Let $V$ be an $n$-dimensional real inner product space and let $a=\lbrace v_1,v_2,\dots v_n \rbrace$ be an orthonormal basis for $V$. Let $W$ be a subspace of $V$ with orthonormal basis $B = \lbrace w_1, w_2,\dots w_k\rbrace$. Let $A = \lbrace [w_1]a, [w_2]a,\dots [w_k]a\rbrace$ and let $P_w$ be the orthogonal projection onto $W$.
Show $[P_w]aa = AA^t$.
- What I have is $P_w(x) = w$
- $[P_w(x)]a = [P_w]aa[x]a$
- And since $A$ is a orthogonal matrix $AA^t=I$
I'm stuck on this step
Please help me out. Thanks
Best Answer
The matrix $A$ takes a vector in the subspace $W$, considered as a copy of $\mathbb R^k$, expressed in the basis $B$, and returns the corresponding vector expressed in the basis $a$, as a member of $\mathbb R^n$.

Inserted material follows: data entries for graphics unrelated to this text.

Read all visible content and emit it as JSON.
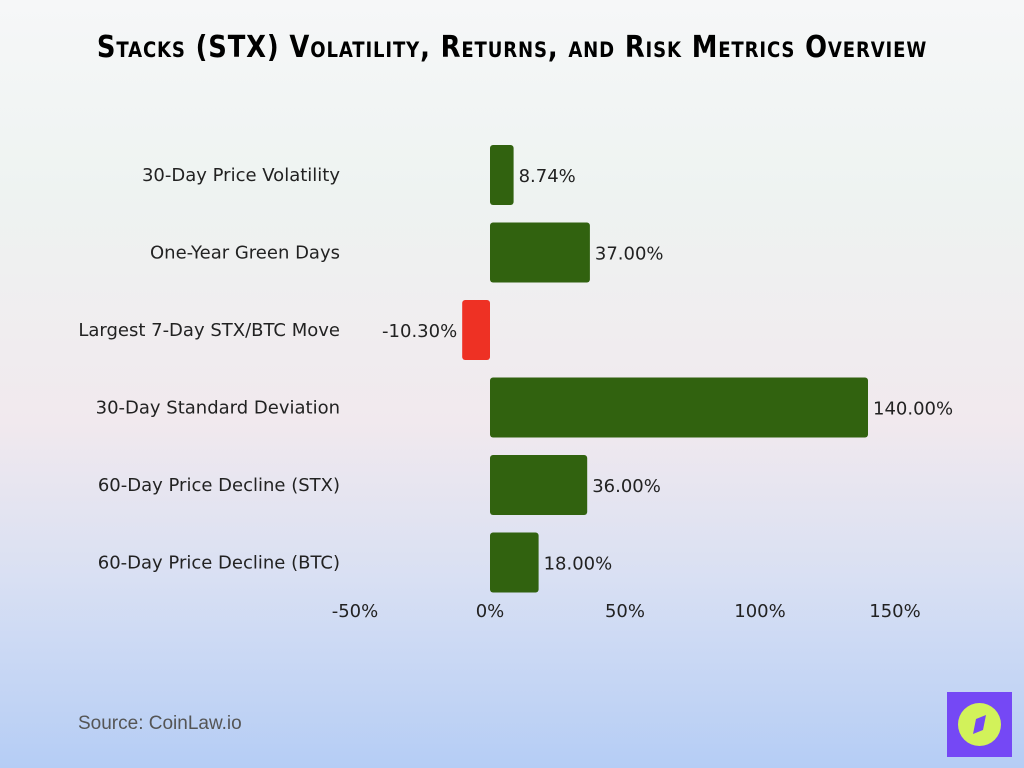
{
  "title": "Stacks (STX) Volatility, Returns, and Risk Metrics Overview",
  "source": "Source: CoinLaw.io",
  "logo_icon": "compass-icon",
  "chart_data": {
    "type": "bar",
    "orientation": "horizontal",
    "categories": [
      "30-Day Price Volatility",
      "One-Year Green Days",
      "Largest 7-Day STX/BTC Move",
      "30-Day Standard Deviation",
      "60-Day Price Decline (STX)",
      "60-Day Price Decline (BTC)"
    ],
    "values": [
      8.74,
      37.0,
      -10.3,
      140.0,
      36.0,
      18.0
    ],
    "data_labels": [
      "8.74%",
      "37.00%",
      "-10.30%",
      "140.00%",
      "36.00%",
      "18.00%"
    ],
    "xlim": [
      -50,
      150
    ],
    "xticks": [
      -50,
      0,
      50,
      100,
      150
    ],
    "xtick_labels": [
      "-50%",
      "0%",
      "50%",
      "100%",
      "150%"
    ],
    "colors": {
      "positive": "#31620f",
      "negative": "#ee3124"
    },
    "grid": false
  }
}
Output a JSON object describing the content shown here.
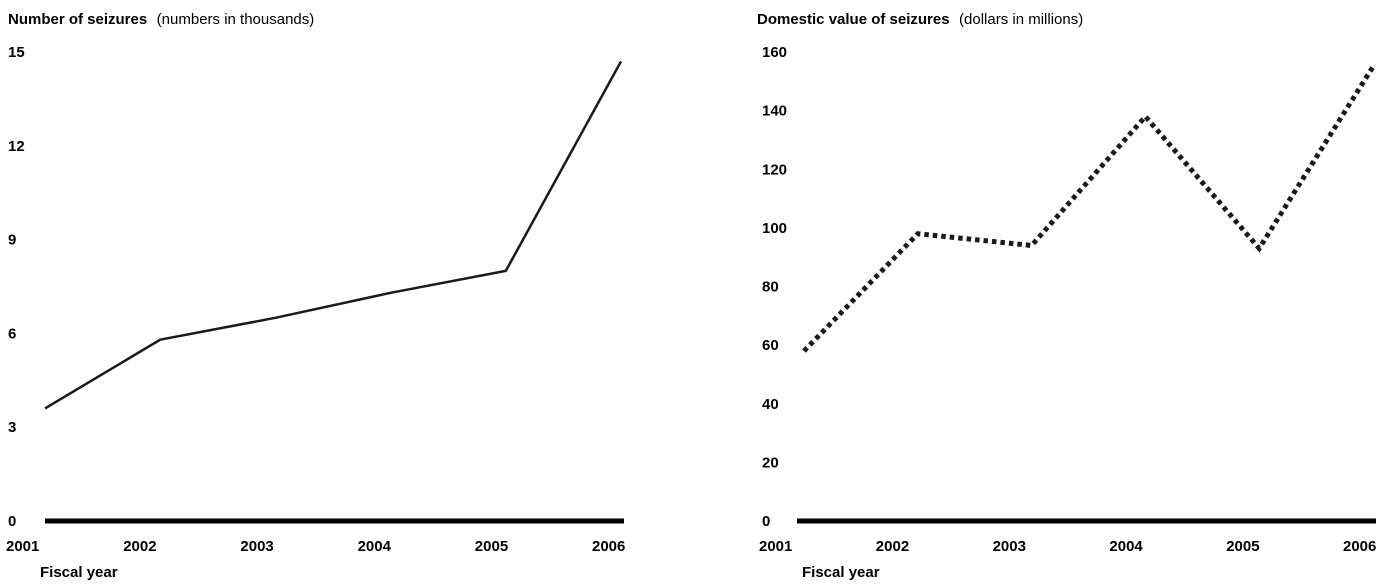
{
  "chart_data": [
    {
      "type": "line",
      "title": "Number of seizures",
      "subtitle": "(numbers in thousands)",
      "xlabel": "Fiscal year",
      "ylabel": "",
      "x": [
        "2001",
        "2002",
        "2003",
        "2004",
        "2005",
        "2006"
      ],
      "y_ticks": [
        "0",
        "3",
        "6",
        "9",
        "12",
        "15"
      ],
      "ylim": [
        0,
        15
      ],
      "series": [
        {
          "values": [
            3.6,
            5.8,
            6.5,
            7.3,
            8.0,
            14.7
          ],
          "color": "#1a1a1a",
          "style": "solid"
        }
      ],
      "grid": false
    },
    {
      "type": "line",
      "title": "Domestic value of seizures",
      "subtitle": "(dollars in millions)",
      "xlabel": "Fiscal year",
      "ylabel": "",
      "x": [
        "2001",
        "2002",
        "2003",
        "2004",
        "2005",
        "2006"
      ],
      "y_ticks": [
        "0",
        "20",
        "40",
        "60",
        "80",
        "100",
        "120",
        "140",
        "160"
      ],
      "ylim": [
        0,
        160
      ],
      "series": [
        {
          "values": [
            58,
            98,
            94,
            138,
            93,
            155
          ],
          "color": "#1a1a1a",
          "style": "dotted"
        }
      ],
      "grid": false
    }
  ]
}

The transpose of $A$ does the opposite: it takes a vector in $\mathbb R^n$, expressed in the basis $a$, and gives a vector that is intrinsic to the subspace $W$. This new vector is expressed in the basis $B$. This new vector, necessarily then, has lost any information about components outside of $W$.

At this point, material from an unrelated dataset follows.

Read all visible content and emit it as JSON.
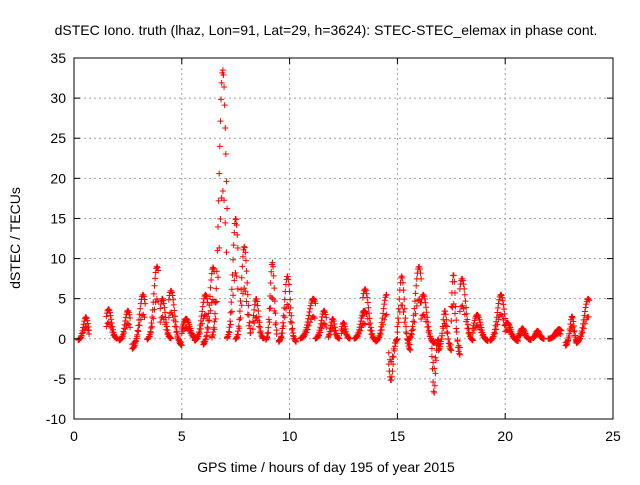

So the transpose takes a general vector and projects it onto $W$, but you then only have that new vector expressed in terms of the the basis $B$. The original matrix $A$ converts any such vector back to the $a$ basis.

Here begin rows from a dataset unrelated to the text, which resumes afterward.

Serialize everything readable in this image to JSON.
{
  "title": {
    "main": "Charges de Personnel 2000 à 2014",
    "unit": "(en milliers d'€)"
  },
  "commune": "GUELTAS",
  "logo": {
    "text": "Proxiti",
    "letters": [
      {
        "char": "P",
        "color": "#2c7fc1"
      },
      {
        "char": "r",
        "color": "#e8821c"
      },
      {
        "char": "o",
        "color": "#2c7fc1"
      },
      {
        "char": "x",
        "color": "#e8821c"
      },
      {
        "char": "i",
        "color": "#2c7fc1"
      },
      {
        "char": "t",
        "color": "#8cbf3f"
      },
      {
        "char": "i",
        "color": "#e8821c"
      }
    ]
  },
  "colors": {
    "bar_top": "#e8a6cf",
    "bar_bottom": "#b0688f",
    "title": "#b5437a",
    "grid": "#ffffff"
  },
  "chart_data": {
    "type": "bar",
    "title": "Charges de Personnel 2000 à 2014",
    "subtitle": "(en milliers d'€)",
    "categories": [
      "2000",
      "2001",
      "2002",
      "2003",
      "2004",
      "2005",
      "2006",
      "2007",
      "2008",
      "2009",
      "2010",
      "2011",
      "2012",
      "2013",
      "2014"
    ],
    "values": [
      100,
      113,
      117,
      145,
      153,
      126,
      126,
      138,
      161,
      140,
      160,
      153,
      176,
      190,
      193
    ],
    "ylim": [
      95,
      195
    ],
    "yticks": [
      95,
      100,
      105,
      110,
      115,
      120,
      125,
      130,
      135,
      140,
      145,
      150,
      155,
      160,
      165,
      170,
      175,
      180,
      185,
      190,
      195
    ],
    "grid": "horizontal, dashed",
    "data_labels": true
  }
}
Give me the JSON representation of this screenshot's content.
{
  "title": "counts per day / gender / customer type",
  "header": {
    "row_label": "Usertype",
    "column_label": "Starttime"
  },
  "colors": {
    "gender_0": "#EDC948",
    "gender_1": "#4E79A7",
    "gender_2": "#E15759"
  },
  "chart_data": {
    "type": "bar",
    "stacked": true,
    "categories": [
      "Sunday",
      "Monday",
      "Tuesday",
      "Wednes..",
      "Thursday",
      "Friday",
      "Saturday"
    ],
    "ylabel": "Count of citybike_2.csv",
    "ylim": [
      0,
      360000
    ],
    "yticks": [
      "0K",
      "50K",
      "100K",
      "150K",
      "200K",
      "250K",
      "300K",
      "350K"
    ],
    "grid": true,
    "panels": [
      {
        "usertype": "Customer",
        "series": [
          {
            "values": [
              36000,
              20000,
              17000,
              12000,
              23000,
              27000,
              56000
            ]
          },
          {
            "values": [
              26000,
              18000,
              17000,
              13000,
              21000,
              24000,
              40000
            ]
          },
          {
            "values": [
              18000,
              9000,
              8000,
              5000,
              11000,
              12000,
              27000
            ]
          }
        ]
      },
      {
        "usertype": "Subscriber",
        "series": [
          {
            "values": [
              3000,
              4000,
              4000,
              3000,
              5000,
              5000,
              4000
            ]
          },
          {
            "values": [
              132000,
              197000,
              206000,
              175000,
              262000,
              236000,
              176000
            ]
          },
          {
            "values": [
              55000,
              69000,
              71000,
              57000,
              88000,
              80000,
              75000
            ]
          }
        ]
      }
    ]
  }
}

What you should show in order to prove this result is that any out-of-subspace components of an arbitrary input vector are reduced to zero as a result of this composition. You will need the images of the vectors $w_1, w_2, \ldots$ under $A^T$ to be able to decompose any arbitrary vector of $\mathbb R^n$ this way.